Anime is, admittedly, a lot to get your head around. Thanks to bizarre hentai porn and the particular cross-section of humanity that makes up obsessive anime fans known as “otaku”, every Anime convention I go to involves at least one thing I will never be able to unsee. But if you step past public perception, that’s not all there is to Anime.
While Western art forms are heavily scrutinized regarding realism – look at the way Neil deGrasse Tyson picked at the scientific inaccuracies in the film Gravity – Anime frequently features unrealistic natural phenomenon like cherry blossoms floating from trees surrounded by snow. While this seems weird to most people over thirty-five, to the Anime generation, it’s normal.

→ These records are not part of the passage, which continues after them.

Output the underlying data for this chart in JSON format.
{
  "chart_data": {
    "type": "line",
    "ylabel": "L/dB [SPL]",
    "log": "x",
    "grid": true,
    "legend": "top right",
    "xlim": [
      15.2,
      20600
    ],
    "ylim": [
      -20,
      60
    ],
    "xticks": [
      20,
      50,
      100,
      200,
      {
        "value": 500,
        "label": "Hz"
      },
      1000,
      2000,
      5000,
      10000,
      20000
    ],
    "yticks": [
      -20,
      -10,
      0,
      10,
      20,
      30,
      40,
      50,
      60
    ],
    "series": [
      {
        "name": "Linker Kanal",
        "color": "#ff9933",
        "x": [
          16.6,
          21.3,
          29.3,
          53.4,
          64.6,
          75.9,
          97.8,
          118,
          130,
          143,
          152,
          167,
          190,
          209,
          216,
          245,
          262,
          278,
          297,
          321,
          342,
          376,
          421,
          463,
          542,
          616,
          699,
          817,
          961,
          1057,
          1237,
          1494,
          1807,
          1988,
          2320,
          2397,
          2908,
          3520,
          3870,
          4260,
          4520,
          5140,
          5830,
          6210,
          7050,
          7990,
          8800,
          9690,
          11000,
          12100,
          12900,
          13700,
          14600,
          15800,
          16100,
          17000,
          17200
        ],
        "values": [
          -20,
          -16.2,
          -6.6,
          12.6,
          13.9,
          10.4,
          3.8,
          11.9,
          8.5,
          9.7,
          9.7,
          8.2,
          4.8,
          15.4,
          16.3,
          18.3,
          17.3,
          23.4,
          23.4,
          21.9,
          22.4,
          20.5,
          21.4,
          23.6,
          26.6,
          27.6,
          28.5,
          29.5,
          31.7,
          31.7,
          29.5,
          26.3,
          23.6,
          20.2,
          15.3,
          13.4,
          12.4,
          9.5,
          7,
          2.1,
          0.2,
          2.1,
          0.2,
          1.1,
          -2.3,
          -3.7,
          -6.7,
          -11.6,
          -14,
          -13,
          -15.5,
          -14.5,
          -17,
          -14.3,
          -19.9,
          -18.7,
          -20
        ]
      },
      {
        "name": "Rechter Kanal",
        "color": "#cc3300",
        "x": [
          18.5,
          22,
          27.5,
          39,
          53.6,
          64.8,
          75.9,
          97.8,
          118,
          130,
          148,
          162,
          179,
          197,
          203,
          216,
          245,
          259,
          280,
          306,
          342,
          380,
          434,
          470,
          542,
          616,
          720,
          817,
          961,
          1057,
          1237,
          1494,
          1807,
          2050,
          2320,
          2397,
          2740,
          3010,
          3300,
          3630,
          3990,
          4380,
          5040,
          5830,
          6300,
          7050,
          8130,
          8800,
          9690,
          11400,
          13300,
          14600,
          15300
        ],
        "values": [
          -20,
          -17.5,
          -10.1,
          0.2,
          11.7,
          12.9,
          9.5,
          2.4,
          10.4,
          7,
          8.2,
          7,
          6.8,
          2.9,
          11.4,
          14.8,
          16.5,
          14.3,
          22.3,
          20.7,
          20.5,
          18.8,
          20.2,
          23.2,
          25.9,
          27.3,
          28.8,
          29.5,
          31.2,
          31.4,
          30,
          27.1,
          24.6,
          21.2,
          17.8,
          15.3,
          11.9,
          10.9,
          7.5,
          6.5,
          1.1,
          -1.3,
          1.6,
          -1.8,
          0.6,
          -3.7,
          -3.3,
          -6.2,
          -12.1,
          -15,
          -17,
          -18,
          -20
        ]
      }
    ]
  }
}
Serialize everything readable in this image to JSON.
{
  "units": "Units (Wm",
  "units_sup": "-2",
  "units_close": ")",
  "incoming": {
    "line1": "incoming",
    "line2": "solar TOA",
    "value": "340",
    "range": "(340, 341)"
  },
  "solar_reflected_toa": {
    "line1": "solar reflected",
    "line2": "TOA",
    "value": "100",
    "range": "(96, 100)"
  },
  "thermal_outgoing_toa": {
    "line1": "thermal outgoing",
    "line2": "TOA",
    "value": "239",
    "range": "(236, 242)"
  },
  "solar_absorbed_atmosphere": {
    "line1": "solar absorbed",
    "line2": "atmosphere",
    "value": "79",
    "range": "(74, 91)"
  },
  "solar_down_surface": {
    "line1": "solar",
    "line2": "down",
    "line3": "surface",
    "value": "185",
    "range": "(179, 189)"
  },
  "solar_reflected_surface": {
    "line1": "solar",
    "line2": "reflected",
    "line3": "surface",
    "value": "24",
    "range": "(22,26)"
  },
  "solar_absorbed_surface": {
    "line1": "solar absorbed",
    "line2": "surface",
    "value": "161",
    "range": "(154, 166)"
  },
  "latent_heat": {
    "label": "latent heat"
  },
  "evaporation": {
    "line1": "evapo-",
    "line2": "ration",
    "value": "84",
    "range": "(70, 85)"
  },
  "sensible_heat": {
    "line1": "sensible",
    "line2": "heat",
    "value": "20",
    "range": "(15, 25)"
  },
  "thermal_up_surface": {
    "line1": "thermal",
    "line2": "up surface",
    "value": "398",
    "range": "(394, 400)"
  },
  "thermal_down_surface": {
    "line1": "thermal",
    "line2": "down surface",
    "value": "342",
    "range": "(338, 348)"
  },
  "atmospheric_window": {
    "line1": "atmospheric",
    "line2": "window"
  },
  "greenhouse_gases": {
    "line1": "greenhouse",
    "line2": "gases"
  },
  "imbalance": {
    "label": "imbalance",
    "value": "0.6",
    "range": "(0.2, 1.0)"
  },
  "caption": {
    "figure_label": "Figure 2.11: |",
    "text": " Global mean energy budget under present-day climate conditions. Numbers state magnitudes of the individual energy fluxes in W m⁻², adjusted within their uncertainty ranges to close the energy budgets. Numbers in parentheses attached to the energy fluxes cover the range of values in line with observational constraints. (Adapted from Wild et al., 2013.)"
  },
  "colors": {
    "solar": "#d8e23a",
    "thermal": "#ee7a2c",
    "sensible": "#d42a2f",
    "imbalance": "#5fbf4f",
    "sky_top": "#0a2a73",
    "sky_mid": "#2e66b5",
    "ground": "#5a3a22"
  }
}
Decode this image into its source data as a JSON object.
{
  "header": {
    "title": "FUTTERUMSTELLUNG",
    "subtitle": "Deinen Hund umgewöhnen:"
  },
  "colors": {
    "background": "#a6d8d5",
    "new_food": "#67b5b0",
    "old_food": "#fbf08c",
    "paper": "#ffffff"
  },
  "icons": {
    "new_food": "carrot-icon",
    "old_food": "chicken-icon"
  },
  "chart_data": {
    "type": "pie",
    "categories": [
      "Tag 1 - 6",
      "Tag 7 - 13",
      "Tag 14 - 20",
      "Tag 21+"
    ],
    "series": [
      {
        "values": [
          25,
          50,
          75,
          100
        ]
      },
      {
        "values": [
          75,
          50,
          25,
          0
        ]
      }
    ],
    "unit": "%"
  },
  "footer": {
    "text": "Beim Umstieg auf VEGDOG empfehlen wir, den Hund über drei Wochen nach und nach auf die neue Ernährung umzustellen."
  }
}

The most important thing to keep in mind with anything related to Anime – including the cosplay – is that it’s not about reflecting reality. It’s about displacing reality. Cosplay may seem frivolous, but by temporarily becoming someone else, you change the assumptions people have about you. In doing that, you can also see yourself in a different light.
Remember that the next time you make fun of some guy for dressing up like a Dragonball Z character. I’ve seen you do it, internet denizens. No point in denying it! Cosplay wouldn’t be anywhere near as popular as it is if Japanese culture hadn’t made it more mainstream, so it’s strange to me that people in the West still think it’s okay to shame or bully Anime cosplayers. Yes, okay, some idiots bully all types of cosplayers, but it’s undeniable that Anime cosplayers are open to a unique form of mockery.
Some people single out women who cosplay Anime characters with guns that cover more surface area than their clothes, like Yoko Littner from Gurren Langann. I want to focus on this because it was something I had to stop myself from doing. It originally made me uncomfortable to see sixteen year-old girls dressed like that at conventions. I thought they were too young; that it was robbing them of childhood by encouraging them to play at being older than they were. Little did I know that Yoko herself is a teenager.
Obviously, the Japanese have very different standards for what’s considered appropriate for youth media. This is an ongoing issue with manga in school libraries: a book considered appropriate for Japanese teens can still be way too racy for American parents.
It’s not up to me to decide who’s “right” here. All I can really do is recognize that teenaged girls are identifying with something in characters like Yoko, and my job is to understand why. What I’ve come to understand is that girls who dress like that for cosplay don’t necessarily want to dress like that all the time. They’re displacing reality. Once I understood that many cosplayers choose costumes of this sort to escape the social pressures of worrying about the message their clothing sends, I was able to relate much better. By trying things like this in safe, supportive environments, cosplayers can become much more positive and accepting regarding their own body image. Yes, there are horror stories about girls being exploited by online predators, but that isn’t unique to cosplay. All this stuff exists against a backdrop of greater societal problems, and some cosplayers use cosplay names specifically so they’re not shamed for their hobby in the rest of their life.
Anime has a wider range of acceptable paradigms for men too: bishōnen, “beautiful boy” Anime characters, transcend gender stereotyping as androgynous looking men who still have physical talents in things like martial arts or sports. This gives smaller young men the ability to identify with a trope that physically resembles them without forcing them to adopt effeminate traits or, worse, identify as a “loser” because they’re skinny.
Displacing reality is also the key to understanding why some cosplayers cosplay characters some people feel are “inappropriate” for their body type. An overweight guy cosplaying Naruto hasn’t forgotten he’s fat. He’s just pivoting away from that element of reality to focus on the ways he relates to Naruto – the fact that Naruto grew up as a social outcast, for instance. Mocking these cosplayers for doing things to build their self-esteem is ignorant and cruel.
And then, of course, there’s the delightful ridiculousness of the absurd costumes, unnaturally-colored hair, and giant accessories. For many cosplayers, myself included, a certain amount of challenge makes it more fun, so mastering underboob, a two foot tall wig, or a complicated mech suit is like climbing Everest on your own body. This, of course, isn’t the same urge as the desire to actually modify one’s appearance. There’s a different mindset in putting on a pink wig for a weekend as opposed to dying your hair pink for every day: the wig displaces reality, while the dye attempts to change it. Ironically, some women who dye their hair the same bright shade of red as Yoko’s still feel compelled to make negative assumptions about Yoko cosplayers.
Are you seeing a pattern? I get that it’s human nature to make fun of things you don’t understand. But cosplayers aren’t that different from “regular” people. We’re just more comfortable with being… displaced.
So if you can’t get your head around Anime, that’s okay, as long as you accept that the symbolism and explorations of physicality mean different things than they would at other social events. At the very least, we can show Anime the appropriate respect for its contributions to making cosplay as wildly popular as it is. You don’t have to understand it. You don’t even have to like it. Just don’t crap on it just because you think it’s weird. Western nerds worship a grumpy dude who dresses up like a giant bat and punches people. When you put it that way, it’s all weird.